“爹,您这是干啥啊?”陈叁吓了一跳,赶紧按住老头子的肩膀,把他往被窝里塞。“大夫刚给您开了方子,药都在炉子上熬着了,您现在折腾什么?”
“你这糊涂东西!”
陈寻压低了嗓门,指头颤巍巍地指向旁边案几上的茶具。
“你看看那茶碗!天青色的冰裂纹,薄得透亮!这要是磕了碰了,把你爹这条残腿拿去熬汤都赔不起!这庄子太邪性,咱们待不住!”
陈叁反手握住老爹的手,掌心的温度传递过去。
“爹,荀先生人好,感念我送信的恩德。他说了,让您在这儿安心养病。”
陈叁挤出一个憨厚的笑脸,语气尽量放得轻松。
“您这肺痨不能再拖了。人家有钱,不在乎这点药材。您就在这儿好吃好喝待半个月。等您身子骨硬朗了,我雇辆大车,风风光光来接您回家。”
话音落地。
屋子里的炭火偶尔爆出一声轻响。
陈寻没有接话,眼睛死死盯在陈叁的脸上。
“老三。”
“你当爹这双眼睛瞎了,鼻子也废了吗?”
他一把甩开陈叁的手,枯瘦的手指猛地指向角落里的那个黄铜炭盆。
“银骨炭!”
陈寻咬着牙,字字往外蹦。
“这玩意儿烧起来没烟,透着松香。
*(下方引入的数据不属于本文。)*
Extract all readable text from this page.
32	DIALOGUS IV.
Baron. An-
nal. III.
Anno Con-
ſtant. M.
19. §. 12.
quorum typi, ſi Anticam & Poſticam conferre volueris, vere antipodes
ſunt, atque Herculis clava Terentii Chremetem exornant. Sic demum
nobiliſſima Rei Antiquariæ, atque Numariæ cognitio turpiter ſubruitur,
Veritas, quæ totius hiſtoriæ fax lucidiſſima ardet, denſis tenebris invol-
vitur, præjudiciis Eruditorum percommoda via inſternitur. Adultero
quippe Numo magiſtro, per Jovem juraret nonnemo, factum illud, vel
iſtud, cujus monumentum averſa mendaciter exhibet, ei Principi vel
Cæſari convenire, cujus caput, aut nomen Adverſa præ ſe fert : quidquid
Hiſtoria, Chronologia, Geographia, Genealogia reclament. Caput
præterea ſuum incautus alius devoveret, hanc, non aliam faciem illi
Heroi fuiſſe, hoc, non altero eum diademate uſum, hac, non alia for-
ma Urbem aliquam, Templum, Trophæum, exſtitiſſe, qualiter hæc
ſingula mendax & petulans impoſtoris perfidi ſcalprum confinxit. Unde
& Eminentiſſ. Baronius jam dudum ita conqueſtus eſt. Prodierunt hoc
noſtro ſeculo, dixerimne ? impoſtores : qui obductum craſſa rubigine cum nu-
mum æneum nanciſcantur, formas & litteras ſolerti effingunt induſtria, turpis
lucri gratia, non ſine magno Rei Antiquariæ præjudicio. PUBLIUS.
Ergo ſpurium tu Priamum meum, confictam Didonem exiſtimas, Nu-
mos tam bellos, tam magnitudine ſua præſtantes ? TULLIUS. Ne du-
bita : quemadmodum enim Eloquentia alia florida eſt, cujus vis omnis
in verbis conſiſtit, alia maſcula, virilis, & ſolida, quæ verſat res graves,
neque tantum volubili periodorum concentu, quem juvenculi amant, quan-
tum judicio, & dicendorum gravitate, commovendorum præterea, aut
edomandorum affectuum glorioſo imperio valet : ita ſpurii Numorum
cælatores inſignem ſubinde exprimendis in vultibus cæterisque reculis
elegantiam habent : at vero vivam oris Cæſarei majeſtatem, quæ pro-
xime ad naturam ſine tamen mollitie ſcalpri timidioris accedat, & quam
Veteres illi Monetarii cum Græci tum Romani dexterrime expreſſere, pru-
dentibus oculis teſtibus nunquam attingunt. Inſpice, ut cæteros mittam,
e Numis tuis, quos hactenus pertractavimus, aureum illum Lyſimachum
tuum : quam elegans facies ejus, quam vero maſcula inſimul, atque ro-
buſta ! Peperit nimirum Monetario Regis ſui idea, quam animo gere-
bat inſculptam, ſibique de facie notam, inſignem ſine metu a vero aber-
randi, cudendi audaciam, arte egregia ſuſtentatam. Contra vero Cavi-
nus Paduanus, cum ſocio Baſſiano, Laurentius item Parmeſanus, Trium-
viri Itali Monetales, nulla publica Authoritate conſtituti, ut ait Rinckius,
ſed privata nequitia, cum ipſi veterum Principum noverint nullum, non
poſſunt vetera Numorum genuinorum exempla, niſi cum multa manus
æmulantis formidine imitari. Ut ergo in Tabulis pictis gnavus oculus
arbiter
爹三十年前在武库当差的时候,给宫里的贵人抬过这东西!这他娘的是有钱就能买到的吗?这是内务府的贡品!”
老头子一把揪住陈叁的衣领,将儿子猛地拽到自己面前,鼻尖几乎贴着鼻尖。
“你跟我发毒誓!你到底送的是什么信?!这庄子里的到底是什么人?!”
陈叁的呼吸停滞了。
他看着老爹扭曲的脸,心脏像是被一只无形的手狠狠攥紧。
老爹那点微末的见识,已经触碰到了这庄子最致命的冰山一角。
但他不能说。
一旦说了,这件事就会立刻变成催命的阎王帖。
“爹!”
陈叁反手抱住老陈寻的肩膀,直视着那双充血的眼睛。
“我发誓,我娘在天之灵看着我!我就是送了一封商队的信!”
他强迫自己不眨眼,语气斩钉截铁。
“这年头,兵荒马乱。那些南边来的巨贾,为了做生意,谁手里没有几样违禁的好东西?他们有通天的门路,买点贡品炭算什么?咱们就是平头老百姓,人家给药,咱们就吃;人家给钱,咱们就拿!您瞎打听什么!”
陈寻盯着儿子的眼睛,试图从中找出一丝闪躲。
但陈叁的眼神里只有疲惫和恳求。
“爹……”陈叁的声音软了下来,“您就当心疼儿子,在这儿把病养好。半个月,就半个月。我一定来接您。”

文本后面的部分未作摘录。